It has created an uproar, angry political factions and bloggers alike are criticizing Pakistan’s recent deal with Saudi Arabia over a 15 percent investment in the country’s Reko Diq mining project. However, it has the potential of being a turn of things for Pakistan — the chance to make use of one of the biggest undeveloped copper and gold mines in the world for industrial growth and to strengthen bilateral relations. Militants from Balochistan’s nationalist party JUI since last May have been fighting to block trucks carrying goods to the port of Ormara, which is being developed for the purpose.
Saudi investment in Reko Diq is more than a financial deal; it’s a strategic vision for economic resilience and industrial growth.
As Pakistan faces fundamental economic challenges and the necessity for diversification, this investment, expected to present revenues of around $5 billion by June 2025, is arrived at a sensitive period. Policymakers are taking this venture seriously and it’s being shown by the recent federal cabinet’s approval of the $540 million sale.
Saudi offer is far from an act of exploitation, it is a catalyst for the revitalization of the sector, injecting the funds it so desperately needs after decades of underdevelopment. Additionally, it announces a strategic partnership with a highly influential economic actor in the Middle East, facilitating an economic and geopolitical range of opportunities.
Such foreign investments are criticized by critics as fueling historical grievances among the Baloch people about resource extraction, a highly documented concern of the people. Despite that, structured investment is vital not to be detrimental to local communities.
The Saudi proposal to acquire stakes in the mine project goes further than the original, buying a stake in the mining project and committing to fund necessary bits of infrastructure, those being the development of roads to facilitate access to the mining site. These measures are expected to increase connectivity and market access to the local community, making way for inclusive growth in an area that has been behind for years.
Also, the Pakistani government’s set up of the Special Investment Facilitation Council (SIFC) is indicative of Pakistan’s determination to spur foreign investments by clearing it and ensuring transparency. Engaging with international investors within a structured framework will help Pakistan to avoid potential conflicts with the current industry and reap the benefits of advanced technology and managerial expertise.
Balancing resource sovereignty with foreign expertise is key to transforming Pakistan’s mining sector into a modern, competitive industry.
Barrick Gold, which currently owns 50 percent of Reko Diq also, has said it is open to a Saudi investment, but in a cooperative fashion then a unilateral one. The type of partnership on offer encourages technology transfer and strengthens local capacities in mining and resource management.
The case of the Saudi investment as inherently negative in effect is telling this narrative that does not recognize the potential for an economic transformation. Pakistan needs to modernize its mining sector through foreign partnerships largely in response to a global capital growing more certain about what projects to invest in, namely leading ESG and sustainable standards projects. This investment will spark the infusion of investment, facilitating ancillary sectors, job creation as well as regional development to convert Reko Diq from a forsaken asset to a vibrant growth engine.
What the Saudi offer amounts to in the end is a far greater amount than a financial transaction, it is a strategic vision for a modern, resilient economy.
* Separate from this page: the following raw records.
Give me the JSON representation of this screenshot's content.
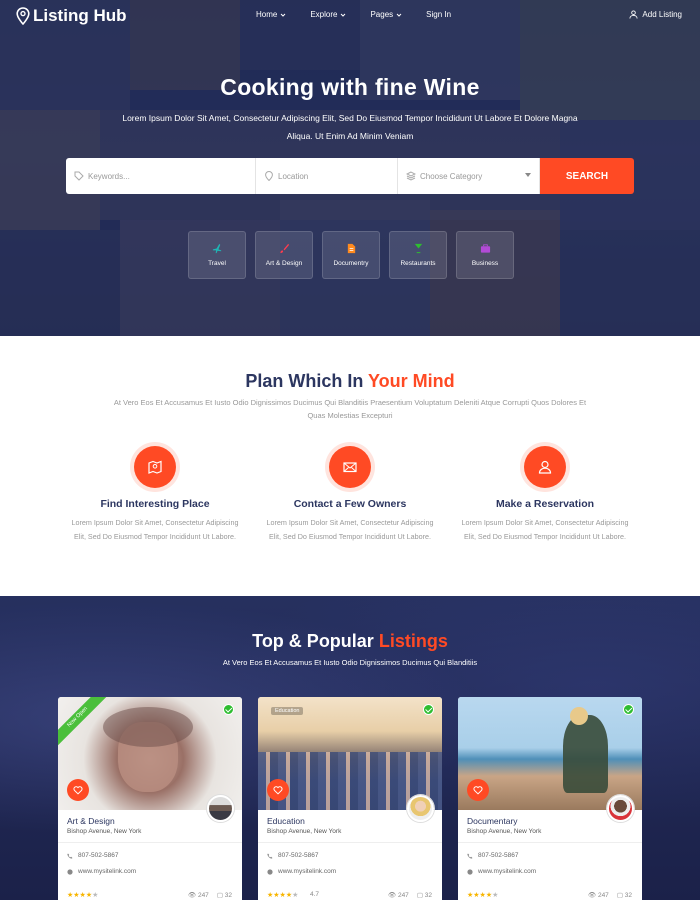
{
  "brand": {
    "name": "Listing Hub"
  },
  "nav": {
    "items": [
      {
        "label": "Home",
        "has_dropdown": true
      },
      {
        "label": "Explore",
        "has_dropdown": true
      },
      {
        "label": "Pages",
        "has_dropdown": true
      },
      {
        "label": "Sign In",
        "has_dropdown": false
      }
    ],
    "add_listing": "Add Listing"
  },
  "hero": {
    "title": "Cooking with fine Wine",
    "subtitle": "Lorem Ipsum Dolor Sit Amet, Consectetur Adipiscing Elit, Sed Do Eiusmod Tempor Incididunt Ut Labore Et Dolore Magna Aliqua. Ut Enim Ad Minim Veniam"
  },
  "search": {
    "keywords_placeholder": "Keywords...",
    "location_placeholder": "Location",
    "category_placeholder": "Choose Category",
    "button": "SEARCH"
  },
  "categories": [
    {
      "label": "Travel",
      "icon": "plane-icon",
      "color": "#1fb5b5"
    },
    {
      "label": "Art & Design",
      "icon": "brush-icon",
      "color": "#ff3b4e"
    },
    {
      "label": "Documentry",
      "icon": "document-icon",
      "color": "#ff8a1e"
    },
    {
      "label": "Restaurants",
      "icon": "glass-icon",
      "color": "#2ebd30"
    },
    {
      "label": "Business",
      "icon": "briefcase-icon",
      "color": "#b24bd6"
    }
  ],
  "plan": {
    "title_main": "Plan Which In ",
    "title_accent": "Your Mind",
    "subtitle": "At Vero Eos Et Accusamus Et Iusto Odio Dignissimos Ducimus Qui Blanditiis Praesentium Voluptatum Deleniti Atque Corrupti Quos Dolores Et Quas Molestias Excepturi",
    "features": [
      {
        "title": "Find Interesting Place",
        "text": "Lorem Ipsum Dolor Sit Amet, Consectetur Adipiscing Elit, Sed Do Eiusmod Tempor Incididunt Ut Labore.",
        "icon": "map-icon"
      },
      {
        "title": "Contact a Few Owners",
        "text": "Lorem Ipsum Dolor Sit Amet, Consectetur Adipiscing Elit, Sed Do Eiusmod Tempor Incididunt Ut Labore.",
        "icon": "envelope-icon"
      },
      {
        "title": "Make a Reservation",
        "text": "Lorem Ipsum Dolor Sit Amet, Consectetur Adipiscing Elit, Sed Do Eiusmod Tempor Incididunt Ut Labore.",
        "icon": "user-icon"
      }
    ]
  },
  "listings": {
    "title_main": "Top & Popular ",
    "title_accent": "Listings",
    "subtitle": "At Vero Eos Et Accusamus Et Iusto Odio Dignissimos Ducimus Qui Blanditiis",
    "cards": [
      {
        "category": "Art & Design",
        "address": "Bishop Avenue, New York",
        "phone": "807-502-5867",
        "website": "www.mysitelink.com",
        "rating_stars": 3.5,
        "views": "247",
        "comments": "32",
        "ribbon": "Now Open",
        "tag": ""
      },
      {
        "category": "Education",
        "address": "Bishop Avenue, New York",
        "phone": "807-502-5867",
        "website": "www.mysitelink.com",
        "rating_stars": 3.5,
        "rating_text": "4.7",
        "views": "247",
        "comments": "32",
        "ribbon": "",
        "tag": "Education"
      },
      {
        "category": "Documentary",
        "address": "Bishop Avenue, New York",
        "phone": "807-502-5867",
        "website": "www.mysitelink.com",
        "rating_stars": 3.5,
        "views": "247",
        "comments": "32",
        "ribbon": "",
        "tag": ""
      }
    ]
  },
  "colors": {
    "accent": "#ff4a24",
    "navy": "#2c3660",
    "hero_bg": "#2a3566",
    "verified": "#2ebd30"
  }
}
Now, in the middle of paths that lead to hope and fear, Pakistan needs to make sure it strikes that balance between what is legitimate in the way of concerns about resource sovereignty and what is, readily, obvious potential for progress.
Pakistan’s Special Investment Facilitation Council (SIFC) signals a commitment to transparent, structured foreign investments.
The conundrum is to write laws on how local communities can reap from their resources and use foreign experts to drive the country forward but equally benefit. In this light then, it is important to consider: will Pakistan take advantage of this period of renaissance or will entrenched skepticism continue to stymie Pakistan’s economic future?
Disclaimer: The opinions expressed in this article are solely those of the author. They do not represent the views, beliefs, or policies of the Stratheia.